Most of these types of questions arise from generalizations based on media coverage of the coming Facebook IPO and valuation on, for example, the highly overvalued LinkedIn, which is already spending big sums on customer acquisition costs. These are the new social media names and do not represent the overall IT investment universe.
In the table below, different "IT" companies are listed. It shows some of the different sections of the technology market and the valuations applied to the more well-known companies.
The incumbents are not valued at high multiples and are not prone to a large correction based on a changed valuation. The further you go down the table, the more software and social media is represented. Looking at LinkedIn, the consensus valuation is 700 times earnings for 2012. LinkedIn is way too expensive, in my opinion. For Facebook, the market is talking about a level of 100 times earnings. I have calculated my own level to be 55 at best.
The new companies are bubbly.
I think the social media valuation has a 2000 bubble flavor. The overall tendency is to incorporate all the opportunities and extrapolate growth and finally assume market leadership. This will generally result in super-high expectations. The big question is: Are investors compensated for the risk they are taking? Some will reference Google as a benchmark of what to expect, as the price has risen well over the years and rewarded investors. But this is one case, and many others have crumbled.

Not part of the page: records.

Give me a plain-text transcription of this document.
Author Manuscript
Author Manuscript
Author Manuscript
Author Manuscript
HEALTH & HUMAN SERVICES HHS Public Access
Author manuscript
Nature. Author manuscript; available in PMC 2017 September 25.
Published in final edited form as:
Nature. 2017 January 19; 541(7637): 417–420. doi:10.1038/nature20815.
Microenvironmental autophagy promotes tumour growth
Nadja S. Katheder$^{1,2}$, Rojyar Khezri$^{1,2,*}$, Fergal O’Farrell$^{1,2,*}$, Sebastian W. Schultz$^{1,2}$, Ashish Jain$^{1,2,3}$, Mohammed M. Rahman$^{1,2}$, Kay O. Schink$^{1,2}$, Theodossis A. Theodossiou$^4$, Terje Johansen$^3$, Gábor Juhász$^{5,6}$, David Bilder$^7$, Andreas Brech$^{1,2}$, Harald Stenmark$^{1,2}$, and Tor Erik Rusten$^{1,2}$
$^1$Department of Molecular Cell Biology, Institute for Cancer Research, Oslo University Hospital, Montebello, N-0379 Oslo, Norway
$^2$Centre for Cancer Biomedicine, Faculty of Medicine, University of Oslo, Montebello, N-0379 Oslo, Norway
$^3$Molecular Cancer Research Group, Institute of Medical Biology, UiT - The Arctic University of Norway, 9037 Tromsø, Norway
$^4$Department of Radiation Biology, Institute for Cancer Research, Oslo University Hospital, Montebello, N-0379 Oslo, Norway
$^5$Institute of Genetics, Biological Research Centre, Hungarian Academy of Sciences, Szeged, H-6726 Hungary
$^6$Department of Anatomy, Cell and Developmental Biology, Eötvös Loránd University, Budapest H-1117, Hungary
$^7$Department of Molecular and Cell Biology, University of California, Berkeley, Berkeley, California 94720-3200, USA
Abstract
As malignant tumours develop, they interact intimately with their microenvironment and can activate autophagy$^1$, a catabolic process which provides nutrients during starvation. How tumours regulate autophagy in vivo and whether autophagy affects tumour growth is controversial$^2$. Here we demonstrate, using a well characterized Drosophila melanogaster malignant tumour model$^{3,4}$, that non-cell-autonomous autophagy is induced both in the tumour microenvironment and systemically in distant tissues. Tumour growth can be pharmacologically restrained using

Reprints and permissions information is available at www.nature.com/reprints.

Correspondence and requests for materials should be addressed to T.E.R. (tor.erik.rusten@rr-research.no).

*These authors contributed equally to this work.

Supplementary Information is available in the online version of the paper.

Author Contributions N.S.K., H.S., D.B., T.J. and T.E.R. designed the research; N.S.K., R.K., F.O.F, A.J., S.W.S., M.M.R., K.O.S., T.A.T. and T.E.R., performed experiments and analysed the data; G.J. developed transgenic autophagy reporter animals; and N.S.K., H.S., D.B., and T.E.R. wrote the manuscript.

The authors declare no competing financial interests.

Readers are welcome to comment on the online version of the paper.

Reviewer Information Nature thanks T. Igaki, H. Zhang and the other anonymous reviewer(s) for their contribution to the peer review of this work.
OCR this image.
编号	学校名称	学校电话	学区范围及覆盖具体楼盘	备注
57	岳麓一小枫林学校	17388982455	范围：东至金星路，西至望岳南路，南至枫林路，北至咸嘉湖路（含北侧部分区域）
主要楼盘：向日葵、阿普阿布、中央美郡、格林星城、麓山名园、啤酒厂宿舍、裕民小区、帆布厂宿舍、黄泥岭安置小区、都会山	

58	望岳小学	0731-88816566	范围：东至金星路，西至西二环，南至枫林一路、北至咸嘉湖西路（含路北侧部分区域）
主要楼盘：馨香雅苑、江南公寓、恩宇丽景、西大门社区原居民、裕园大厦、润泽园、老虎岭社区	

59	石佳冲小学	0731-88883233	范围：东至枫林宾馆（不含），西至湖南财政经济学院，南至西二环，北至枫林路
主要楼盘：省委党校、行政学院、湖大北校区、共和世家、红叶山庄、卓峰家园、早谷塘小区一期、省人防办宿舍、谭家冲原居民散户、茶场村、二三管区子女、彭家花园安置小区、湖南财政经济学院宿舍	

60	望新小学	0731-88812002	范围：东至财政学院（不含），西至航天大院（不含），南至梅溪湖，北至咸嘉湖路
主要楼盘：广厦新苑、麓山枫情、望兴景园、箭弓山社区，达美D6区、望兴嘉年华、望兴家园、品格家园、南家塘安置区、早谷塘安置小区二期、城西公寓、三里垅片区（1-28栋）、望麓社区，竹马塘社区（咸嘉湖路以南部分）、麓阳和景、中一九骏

It is probable that we will see the Facebook IPO in May 2012. This will garner a lot of attention and there will be arguments for high and low valuation. My best guess is that the "dream" will win, at least in the short term. Valuation will be lifted to high levels as any little opportunity is converted to earnings and market value.
The true test will come later, probably after a few quarters, near the end of 2012 or early 2013. Are there any hiccups, and is Facebook rewarding new investors or were the opportunities just a dream after all? How big can Facebook really become?
Users don't like feeling "targeted."
What can change the perception, other than hard facts on earnings and revenue? Social media and business is actually a difficult construct. There are unwritten rules of how to engage and act, and this changes user to user and social site to user.
Regarding the latter, it costs money to develop and host a site, so a revenue stream is necessary and users are aware of this. But users don't like feeling too 'targeted' as prey for revenue. The more the site extracts revenue and at the same time annoys users, the higher the risk of users migrating to other opportunities. When do you step over this invisible line?
In the case of Facebook, it would be devastating if other sites would suddenly become flavor-of-the-moment and millions of users changed sites. This can, over time, create a "tsunami" and crumble the existing business model. Users are fickle and investors should have this in mind when investing.